Correctness of the Term. Some raise objections to the account of the ascension, saying that it conveys the primitive concept that heaven is “up” from the earth, thus manifesting ignorance of the structure of the universe and of the earth’s rotation. However, to satisfy such critics would, in effect, require the virtual elimination of the words “up,” “above,” and so forth, from human language. Even in this space age, we still read of astronauts making an “ascent” to a “184-mile-high orbit” above the earth (The New York Times, June 19, 1983), whereas we know that technically they moved out or away from the earth’s surface that distance. Interestingly, the account of the angelic delegation that chorused the announcement of Jesus’ birth reports that, when their mission was completed, “the angels . . . departed from them into heaven.” (Lu 2:15; compare Ac 12:10.) Thus Jesus’ ascension, while beginning with an upward movement, from the viewpoint of his disciples, may have thereafter taken any direction required to bring him into his Father’s heavenly presence. It was an ascension not only as to direction but, more important, as to the sphere of activity and level of existence in the spirit realm and in the lofty presence of the Most High God, a realm not governed by human dimensions or directions.—Compare Heb 2:7, 9.

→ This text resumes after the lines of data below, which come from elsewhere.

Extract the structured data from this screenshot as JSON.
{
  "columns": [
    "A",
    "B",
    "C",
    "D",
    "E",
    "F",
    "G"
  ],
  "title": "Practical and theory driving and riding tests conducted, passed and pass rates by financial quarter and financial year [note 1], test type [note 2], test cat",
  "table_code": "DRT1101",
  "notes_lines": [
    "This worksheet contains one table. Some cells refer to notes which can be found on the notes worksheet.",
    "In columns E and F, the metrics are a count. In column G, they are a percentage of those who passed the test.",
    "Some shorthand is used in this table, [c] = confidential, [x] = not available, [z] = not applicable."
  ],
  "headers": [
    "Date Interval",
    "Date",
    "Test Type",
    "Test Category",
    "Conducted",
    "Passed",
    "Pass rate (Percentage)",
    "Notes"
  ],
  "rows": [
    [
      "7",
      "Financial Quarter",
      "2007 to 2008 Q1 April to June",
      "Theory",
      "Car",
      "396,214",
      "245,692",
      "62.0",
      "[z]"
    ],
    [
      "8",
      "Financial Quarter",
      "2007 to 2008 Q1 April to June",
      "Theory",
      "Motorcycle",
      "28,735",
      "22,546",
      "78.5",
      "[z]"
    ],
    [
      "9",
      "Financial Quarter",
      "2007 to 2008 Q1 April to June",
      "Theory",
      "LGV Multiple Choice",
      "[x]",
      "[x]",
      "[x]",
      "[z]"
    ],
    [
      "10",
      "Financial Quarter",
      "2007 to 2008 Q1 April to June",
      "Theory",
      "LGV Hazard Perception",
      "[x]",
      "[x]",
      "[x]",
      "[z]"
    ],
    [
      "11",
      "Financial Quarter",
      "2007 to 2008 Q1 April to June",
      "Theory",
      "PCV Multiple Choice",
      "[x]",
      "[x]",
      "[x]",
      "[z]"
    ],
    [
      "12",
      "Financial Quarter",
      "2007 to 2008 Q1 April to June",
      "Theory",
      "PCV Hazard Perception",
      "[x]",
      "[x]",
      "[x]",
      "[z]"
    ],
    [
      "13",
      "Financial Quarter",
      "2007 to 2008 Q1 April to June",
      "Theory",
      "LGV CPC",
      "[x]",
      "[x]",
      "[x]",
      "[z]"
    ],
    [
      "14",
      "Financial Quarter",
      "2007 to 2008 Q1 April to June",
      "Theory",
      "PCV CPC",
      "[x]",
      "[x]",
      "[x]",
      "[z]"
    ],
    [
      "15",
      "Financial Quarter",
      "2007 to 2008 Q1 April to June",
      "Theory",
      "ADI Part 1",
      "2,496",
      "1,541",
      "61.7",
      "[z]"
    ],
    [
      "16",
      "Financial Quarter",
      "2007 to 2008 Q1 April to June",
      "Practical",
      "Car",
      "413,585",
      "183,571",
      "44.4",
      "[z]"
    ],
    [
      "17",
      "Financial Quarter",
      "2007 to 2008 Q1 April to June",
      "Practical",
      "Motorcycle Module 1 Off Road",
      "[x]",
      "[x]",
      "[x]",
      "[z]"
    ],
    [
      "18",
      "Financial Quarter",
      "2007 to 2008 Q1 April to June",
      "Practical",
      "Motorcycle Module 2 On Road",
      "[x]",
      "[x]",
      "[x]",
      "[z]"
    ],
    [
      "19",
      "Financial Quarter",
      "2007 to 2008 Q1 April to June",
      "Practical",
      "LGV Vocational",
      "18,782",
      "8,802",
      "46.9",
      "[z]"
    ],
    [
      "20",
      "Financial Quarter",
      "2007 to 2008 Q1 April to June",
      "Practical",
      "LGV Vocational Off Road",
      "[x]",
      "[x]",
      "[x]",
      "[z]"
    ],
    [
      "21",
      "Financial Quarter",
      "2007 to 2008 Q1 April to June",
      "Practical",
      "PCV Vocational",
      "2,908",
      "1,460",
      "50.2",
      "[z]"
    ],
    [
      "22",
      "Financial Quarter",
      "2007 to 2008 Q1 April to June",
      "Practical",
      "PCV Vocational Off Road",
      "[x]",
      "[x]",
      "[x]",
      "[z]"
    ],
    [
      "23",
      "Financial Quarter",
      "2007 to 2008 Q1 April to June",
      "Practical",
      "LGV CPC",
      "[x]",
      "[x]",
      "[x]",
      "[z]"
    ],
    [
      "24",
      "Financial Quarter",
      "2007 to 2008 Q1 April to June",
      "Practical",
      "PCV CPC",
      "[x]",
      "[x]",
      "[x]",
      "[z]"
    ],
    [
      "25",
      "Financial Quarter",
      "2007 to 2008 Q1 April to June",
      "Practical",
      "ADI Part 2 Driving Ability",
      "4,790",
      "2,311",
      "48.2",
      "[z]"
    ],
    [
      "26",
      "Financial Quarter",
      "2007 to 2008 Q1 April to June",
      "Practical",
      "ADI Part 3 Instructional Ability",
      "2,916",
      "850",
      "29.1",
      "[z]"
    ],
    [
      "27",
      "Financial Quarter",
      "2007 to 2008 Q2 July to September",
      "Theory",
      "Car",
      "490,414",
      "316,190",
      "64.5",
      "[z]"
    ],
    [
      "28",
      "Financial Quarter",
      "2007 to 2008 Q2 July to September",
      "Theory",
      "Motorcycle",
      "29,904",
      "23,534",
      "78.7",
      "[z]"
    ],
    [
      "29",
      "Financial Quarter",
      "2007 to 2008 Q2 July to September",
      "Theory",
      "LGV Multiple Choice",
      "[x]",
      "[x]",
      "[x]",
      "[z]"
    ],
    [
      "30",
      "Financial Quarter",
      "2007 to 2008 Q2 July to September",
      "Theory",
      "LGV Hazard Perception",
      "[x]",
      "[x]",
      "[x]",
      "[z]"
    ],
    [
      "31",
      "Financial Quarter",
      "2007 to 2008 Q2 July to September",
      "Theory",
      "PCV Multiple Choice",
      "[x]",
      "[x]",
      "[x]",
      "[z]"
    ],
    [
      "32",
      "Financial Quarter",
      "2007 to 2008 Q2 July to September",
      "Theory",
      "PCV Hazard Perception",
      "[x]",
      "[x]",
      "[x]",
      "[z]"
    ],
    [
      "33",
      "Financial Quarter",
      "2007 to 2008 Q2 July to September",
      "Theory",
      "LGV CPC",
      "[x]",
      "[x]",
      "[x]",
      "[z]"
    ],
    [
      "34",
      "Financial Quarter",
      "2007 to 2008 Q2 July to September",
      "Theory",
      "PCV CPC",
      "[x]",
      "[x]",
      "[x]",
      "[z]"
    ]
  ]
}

Why Essential. Jesus’ ascension to the heavenly realm was essential for several reasons or purposes. He had stated that it was necessary for him to ‘go his way’ in order that he might send God’s holy spirit as helper to his disciples. (Joh 16:7-14) The outpouring of that spirit by Jesus on the day of Pentecost was to the disciples an evident demonstration of the fact of Jesus’ having reached God’s presence and that he had presented the value of his ransom sacrifice to Him. (Ac 2:33, 38) This presentation of the value of his lifeblood also made such ascension vital, for it was not to be made on earth, in the Most Holy of the temple in Jerusalem, but only in “heaven itself . . . before the person of God.” (Heb 9:24) It was also made necessary by Jesus’ being appointed and glorified as the “great high priest who has passed through the heavens.” (Heb 4:14; 5:1-6) Paul explains that “if, now, he were upon earth, he would not be a priest,” but that, having “sat down at the right hand of the throne of the Majesty in the heavens,” Jesus has now “obtained a more excellent public service, so that he is also the mediator of a correspondingly better covenant.” (Heb 8:1-6) Because of this, Christians subject to inherited sin are comforted in knowing they “have a helper with the Father, Jesus Christ, a righteous one.”—1Jo 2:1; Ro 8:34; Heb 7:25.
Finally, the ascension was necessary for Jesus’ administration of the Kingdom to which he became heir, with “angels and authorities and powers . . . made subject to him.” (1Pe 3:22; Php 2:6-11; 1Co 15:25; Heb 10:12, 13; compare Da 7:14.) Having “conquered the world” (Joh 16:33), Jesus took part in fulfilling the prophecy at Psalm 68:18, ‘ascending on high and carrying away captives,’ the significance of which Paul explains at Ephesians 4:8-12.